Genre : le capitalisme ultra-libéral appliqué au space opera.
Résumé : Lawrence Newton, en ce XXIVe siècle, n'a qu'un désir, une ambition, sillonner l'espace galactique. Même s'il doit abandonner famille, fortune et pouvoir pour accéder à ce rêve. Vingt ans plus tard, alors qu'il est devenu un simple sergent pour le compte d'une des Grandes Compagnies, il lui semble avoir échoué sur toute la ligne. Mais sur la planète Thallspring, où Lawrence et ses hommes sont chargés d'appuyer un " retour sur investissement ", c'est-à-dire un pillage pur et simple, une légende persistante évoque le Temple du Dragon Déchu. Ce Dragon Déchu, s'il existe, serait un extraterrestre à la puissance colossale. Et Lawrence entreprend de monter, à l'insu de ses employeurs, sa propre petite expédition. Non sans risques.
Mon avis : le résumé ci-dessus, très linéaire, ne rend pas hommage à la complexité de la construction de ce long roman de space opera, qui introduit de multiples personnages et de nombreux flash-back. Les personnages évoluent, et notre point de vue sur eux également, tout au long du roman. Ils peuvent être à la fois sympathiques et antipathiques, simples et complexes, engagés et cyniques. Les révélations progressives au long du récit font apparaître des motivations et des actes incompris au départ. Rien que pour les personnages, donc, Dragon déchu vaut le coup d'oeil.
Mais il a bien d'autres atouts dans sa manche, le moindre n'étant pas, comme indiqué en incipit, le capitalisme ultra-libéral appliqué au space opera. Reprenant les codes du genre, Peter F. Hamilton le « met au goût du jour », ce qui d'un point de vue philosophique n'est pas, à mon sens, une bonne chose, mais est, d'un point de vue littéraire, tout à fait intéressant. La conquête spatiale a bien eu lieu, mais en cette fin de 24e siècle, les coûts sont bien trop importants et l'exploration a cessé, faute d'argent. Au temps pour les rêves de l'âge d'or...
Les très grandes entreprises encore impliquées dans les voyages spatiaux ont un mal fou à faire du bénéfice. En fait, elles n'y parviennent pas avec le simple coût du billet. Les actionnaires ne s'y retrouvent pas. Pour compenser, les armées privées de ces entreprises mènent depuis des dizaines d'années des opérations de pillage en règle des colonies établies grâce à leurs vaisseaux. Opérations menées avec un cynisme qui fait froid dans le dos, qui permettent de récupérer des objets manufacturés, des minerais, de l'artisanat local : tout ce qui peut avoir une valeur aux yeux des actionnaires.
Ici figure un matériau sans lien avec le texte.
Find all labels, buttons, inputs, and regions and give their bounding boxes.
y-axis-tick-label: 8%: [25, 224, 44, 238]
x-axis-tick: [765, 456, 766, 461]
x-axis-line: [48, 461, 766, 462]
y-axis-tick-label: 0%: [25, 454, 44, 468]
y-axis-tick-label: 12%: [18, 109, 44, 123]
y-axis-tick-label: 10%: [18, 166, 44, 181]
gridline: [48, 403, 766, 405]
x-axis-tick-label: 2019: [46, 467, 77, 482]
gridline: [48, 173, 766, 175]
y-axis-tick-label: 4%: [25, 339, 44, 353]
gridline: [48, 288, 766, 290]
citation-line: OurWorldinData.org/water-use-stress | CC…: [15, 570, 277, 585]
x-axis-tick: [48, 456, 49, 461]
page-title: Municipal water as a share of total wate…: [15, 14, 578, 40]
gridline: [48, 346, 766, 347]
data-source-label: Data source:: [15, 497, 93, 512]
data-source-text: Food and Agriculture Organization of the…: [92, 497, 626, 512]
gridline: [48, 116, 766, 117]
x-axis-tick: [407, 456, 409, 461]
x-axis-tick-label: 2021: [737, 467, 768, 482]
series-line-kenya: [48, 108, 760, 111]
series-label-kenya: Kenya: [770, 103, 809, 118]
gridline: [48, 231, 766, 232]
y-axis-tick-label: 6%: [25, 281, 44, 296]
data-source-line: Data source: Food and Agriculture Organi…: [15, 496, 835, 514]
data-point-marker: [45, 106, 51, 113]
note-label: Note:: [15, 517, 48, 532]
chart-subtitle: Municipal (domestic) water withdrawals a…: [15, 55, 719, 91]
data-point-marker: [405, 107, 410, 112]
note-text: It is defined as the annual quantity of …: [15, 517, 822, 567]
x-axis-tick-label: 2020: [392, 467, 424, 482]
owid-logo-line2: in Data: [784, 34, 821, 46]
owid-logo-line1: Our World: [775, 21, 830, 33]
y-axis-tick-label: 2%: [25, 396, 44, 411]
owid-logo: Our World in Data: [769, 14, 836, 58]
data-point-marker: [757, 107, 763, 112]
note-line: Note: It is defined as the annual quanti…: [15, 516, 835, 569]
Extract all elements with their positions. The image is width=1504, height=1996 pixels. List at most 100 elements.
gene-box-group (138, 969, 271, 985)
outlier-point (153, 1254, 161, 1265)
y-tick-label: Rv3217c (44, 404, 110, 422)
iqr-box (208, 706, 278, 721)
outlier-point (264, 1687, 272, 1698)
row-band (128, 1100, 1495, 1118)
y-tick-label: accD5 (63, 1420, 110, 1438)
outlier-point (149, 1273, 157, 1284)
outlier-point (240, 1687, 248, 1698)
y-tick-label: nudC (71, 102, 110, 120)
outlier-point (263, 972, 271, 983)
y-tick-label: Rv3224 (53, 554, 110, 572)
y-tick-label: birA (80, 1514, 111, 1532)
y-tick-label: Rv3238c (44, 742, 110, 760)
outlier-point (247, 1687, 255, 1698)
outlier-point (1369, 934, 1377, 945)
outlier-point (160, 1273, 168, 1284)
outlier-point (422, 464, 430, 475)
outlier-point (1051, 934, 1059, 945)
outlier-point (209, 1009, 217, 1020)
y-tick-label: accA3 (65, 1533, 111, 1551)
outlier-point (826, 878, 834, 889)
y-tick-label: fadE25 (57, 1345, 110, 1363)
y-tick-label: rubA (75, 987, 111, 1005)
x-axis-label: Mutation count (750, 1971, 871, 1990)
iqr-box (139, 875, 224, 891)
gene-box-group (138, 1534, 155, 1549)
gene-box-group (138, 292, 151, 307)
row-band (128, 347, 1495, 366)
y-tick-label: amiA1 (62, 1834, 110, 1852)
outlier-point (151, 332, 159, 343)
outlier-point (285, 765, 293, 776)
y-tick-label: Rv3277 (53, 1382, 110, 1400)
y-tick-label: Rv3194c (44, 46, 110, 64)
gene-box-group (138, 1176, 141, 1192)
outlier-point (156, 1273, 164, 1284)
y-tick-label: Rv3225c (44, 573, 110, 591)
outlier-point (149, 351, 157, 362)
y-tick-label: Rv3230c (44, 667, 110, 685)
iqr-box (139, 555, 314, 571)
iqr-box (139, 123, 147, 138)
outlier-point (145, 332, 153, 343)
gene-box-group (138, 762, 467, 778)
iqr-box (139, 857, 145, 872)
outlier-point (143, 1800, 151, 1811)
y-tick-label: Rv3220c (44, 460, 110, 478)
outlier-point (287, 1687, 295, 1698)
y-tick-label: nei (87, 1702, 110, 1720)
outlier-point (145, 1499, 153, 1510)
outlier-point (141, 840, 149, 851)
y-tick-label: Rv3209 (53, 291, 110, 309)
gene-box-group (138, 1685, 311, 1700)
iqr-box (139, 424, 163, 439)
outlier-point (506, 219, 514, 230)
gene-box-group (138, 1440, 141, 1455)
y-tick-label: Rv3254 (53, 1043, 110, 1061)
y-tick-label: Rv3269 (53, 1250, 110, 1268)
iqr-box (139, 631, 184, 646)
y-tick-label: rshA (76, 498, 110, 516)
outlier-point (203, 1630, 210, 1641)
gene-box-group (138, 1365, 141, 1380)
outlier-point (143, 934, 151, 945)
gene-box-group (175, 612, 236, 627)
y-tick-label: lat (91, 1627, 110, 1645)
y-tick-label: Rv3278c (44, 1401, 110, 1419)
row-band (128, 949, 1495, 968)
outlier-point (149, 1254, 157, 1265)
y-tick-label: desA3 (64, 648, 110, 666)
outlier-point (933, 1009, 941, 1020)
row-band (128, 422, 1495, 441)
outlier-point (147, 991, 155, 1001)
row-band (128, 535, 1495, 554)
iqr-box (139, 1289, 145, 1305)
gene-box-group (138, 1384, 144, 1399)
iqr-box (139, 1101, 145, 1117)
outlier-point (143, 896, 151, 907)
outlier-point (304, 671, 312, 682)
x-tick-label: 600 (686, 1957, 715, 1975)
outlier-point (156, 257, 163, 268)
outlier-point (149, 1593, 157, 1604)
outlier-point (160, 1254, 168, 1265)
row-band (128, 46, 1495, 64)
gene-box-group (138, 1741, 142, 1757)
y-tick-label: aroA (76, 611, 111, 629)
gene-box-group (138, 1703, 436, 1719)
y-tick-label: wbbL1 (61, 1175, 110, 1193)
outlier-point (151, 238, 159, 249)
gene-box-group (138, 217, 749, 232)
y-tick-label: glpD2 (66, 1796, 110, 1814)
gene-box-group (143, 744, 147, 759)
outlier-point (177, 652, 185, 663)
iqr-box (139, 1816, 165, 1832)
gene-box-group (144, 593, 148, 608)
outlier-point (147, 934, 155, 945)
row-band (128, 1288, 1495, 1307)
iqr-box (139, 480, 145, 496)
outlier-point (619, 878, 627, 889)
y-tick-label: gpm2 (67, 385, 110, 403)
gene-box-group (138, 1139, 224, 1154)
C'est à travers l'oeil du sergent des forces d'intervention (entendez : de pillage) de l’entreprise Zantiu-Braun, Lawrence Newton, qu'on découvre les planètes colonisées par les humains. Et c'est à travers l'oeil d'un habitante de Thallspring, Denise Ebourn, qu'on découvre l'autre camp, celui des colons en colère. Or, tous deux disposent d'un super-logiciel nommé Apogée, logiciel qui permet à la résistance de Thallspring de mener à bien ses actions de sape sans laisser de trace. Il est donc d'autant plus surprenant que le sergent Newton le détienne aussi. Ce logiciel de pirate, ultra-puissant, proviendrait d'une légende... Dommage que cette légende ne soit évoquée qu'aux trois-quarts du roman.
Pour les adeptes de space opera militaire, enfin, Dragon déchu propose une version intéressante des armures de combats, des sortes de combinaisons-scaphandres irriguées par le propre sang des soldats, et intégrant une belle panoplie d'armements.
Dragon déchu fut donc pour moi une intéressante découverte et constitua un agréable voyage. L'approche matérialiste et terre-à-terre de l'exploration spatiale y est développée de façon remarquable, même si le roman ne fait pas l'économie de quelques longueurs. Je recommande.
Ce billet constitue ma septième participation à la huitième saison du Summer Star Wars de M. Lhisbei, porté par Lhisbei et Excel Vador, bénis soient leurs noms dans toutes les galaxies connues et inconnues.